O Brasil alegará, amanhã, que os subsídios dados aos produtores norte-americanos de algodão acabam prejudicando as exportações brasileiras. Washington, porém, rebateu as críticas e afirmou que, embora o Brasil não tenha recursos para dar subsídios aos seus produtores, coloca tarifas altas para impedir a competição no mercado agrícola interno.

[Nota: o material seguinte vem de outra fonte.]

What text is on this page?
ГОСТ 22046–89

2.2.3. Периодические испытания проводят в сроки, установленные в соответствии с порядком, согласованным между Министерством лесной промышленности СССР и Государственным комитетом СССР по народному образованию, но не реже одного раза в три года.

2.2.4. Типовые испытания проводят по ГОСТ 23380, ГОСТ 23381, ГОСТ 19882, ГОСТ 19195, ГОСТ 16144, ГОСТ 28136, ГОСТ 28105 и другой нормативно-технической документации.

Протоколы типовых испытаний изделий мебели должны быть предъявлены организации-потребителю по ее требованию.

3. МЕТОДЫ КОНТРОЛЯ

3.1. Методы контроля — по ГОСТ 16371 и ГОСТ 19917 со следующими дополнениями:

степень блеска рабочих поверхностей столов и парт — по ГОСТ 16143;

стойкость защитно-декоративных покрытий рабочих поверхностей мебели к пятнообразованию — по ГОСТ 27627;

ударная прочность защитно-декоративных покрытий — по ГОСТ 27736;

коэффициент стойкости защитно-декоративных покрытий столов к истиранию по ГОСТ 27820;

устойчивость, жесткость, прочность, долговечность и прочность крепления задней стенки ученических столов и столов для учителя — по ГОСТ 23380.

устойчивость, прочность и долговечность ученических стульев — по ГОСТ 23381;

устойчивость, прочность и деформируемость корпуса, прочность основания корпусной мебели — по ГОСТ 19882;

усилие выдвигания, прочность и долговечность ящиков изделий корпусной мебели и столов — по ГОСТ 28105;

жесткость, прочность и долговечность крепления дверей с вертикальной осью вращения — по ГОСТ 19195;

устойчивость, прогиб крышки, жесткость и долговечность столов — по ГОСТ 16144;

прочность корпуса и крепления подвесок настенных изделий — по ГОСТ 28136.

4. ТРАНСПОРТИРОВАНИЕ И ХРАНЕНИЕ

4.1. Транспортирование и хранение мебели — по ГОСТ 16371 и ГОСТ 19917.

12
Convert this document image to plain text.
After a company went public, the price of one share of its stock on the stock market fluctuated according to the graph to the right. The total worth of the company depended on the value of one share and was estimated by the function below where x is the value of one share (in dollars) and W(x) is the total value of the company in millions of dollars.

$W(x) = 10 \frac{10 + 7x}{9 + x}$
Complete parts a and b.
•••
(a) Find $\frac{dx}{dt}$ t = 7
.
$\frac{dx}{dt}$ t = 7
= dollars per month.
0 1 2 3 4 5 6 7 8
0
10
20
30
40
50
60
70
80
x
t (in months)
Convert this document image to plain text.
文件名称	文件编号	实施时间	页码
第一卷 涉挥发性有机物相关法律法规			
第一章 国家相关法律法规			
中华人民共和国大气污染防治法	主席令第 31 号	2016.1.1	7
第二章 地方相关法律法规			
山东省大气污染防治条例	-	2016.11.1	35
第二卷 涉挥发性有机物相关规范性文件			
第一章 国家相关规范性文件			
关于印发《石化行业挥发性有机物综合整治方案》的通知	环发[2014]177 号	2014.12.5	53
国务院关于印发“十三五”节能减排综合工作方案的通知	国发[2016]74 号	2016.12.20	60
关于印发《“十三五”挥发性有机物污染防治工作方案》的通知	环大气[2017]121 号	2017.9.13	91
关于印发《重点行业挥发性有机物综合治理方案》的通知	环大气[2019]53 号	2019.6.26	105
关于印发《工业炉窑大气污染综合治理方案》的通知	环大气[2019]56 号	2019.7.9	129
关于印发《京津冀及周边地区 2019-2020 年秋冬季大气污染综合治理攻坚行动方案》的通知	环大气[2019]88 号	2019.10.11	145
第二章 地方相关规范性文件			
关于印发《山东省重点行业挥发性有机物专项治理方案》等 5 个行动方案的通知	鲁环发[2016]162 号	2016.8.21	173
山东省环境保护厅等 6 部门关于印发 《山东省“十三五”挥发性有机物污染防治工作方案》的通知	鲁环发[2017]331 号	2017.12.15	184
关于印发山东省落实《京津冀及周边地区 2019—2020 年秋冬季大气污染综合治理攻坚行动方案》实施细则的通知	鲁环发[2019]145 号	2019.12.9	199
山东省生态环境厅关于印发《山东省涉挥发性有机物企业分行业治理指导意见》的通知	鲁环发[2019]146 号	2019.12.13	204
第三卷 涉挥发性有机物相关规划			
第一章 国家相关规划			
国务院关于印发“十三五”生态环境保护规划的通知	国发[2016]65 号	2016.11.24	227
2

Segundo representantes da Casa Branca, as tarifas de importação para o trigo, maçã, pera, carne de frango, alimentos processados e arroz são excessivamente altas. ''Tarifas estão sendo usadas para proteger o mercado brasileiro'', afirmou um funcionário de Washington.
O Itamaraty e o Ministério da Agricultura classificaram os comentários dos Estados Unidos como uma ''tática de confrontação'' para tentar dificultar a iniciativa do Brasil de questionar a política norte-americana na OMC. ''É supreendente ouvir algo assim dos Estados Unidos. Nossas tarifas consolidadas para alguns produtos estão, de fato, em 55%. Mas a realidade é que aplicamos taxas muito inferiores'', argumentou um diplomata.
No caso do trigo, enquanto a tarifa consolidada é de 55%, a taxa praticada é de apenas 11,5%. Outros exemplos são o arroz e a carne de frango, com tarifas consolidadas de 55%. Na prática, porém, o governo cobra apenas 10% para que esses produtos entrem no mercado doméstico. O Ministério da Agricultura lembrou ainda que as tarifas de importação para peras e maçãs são de 15%, apesar de a tarifa consolidada ser de 35%.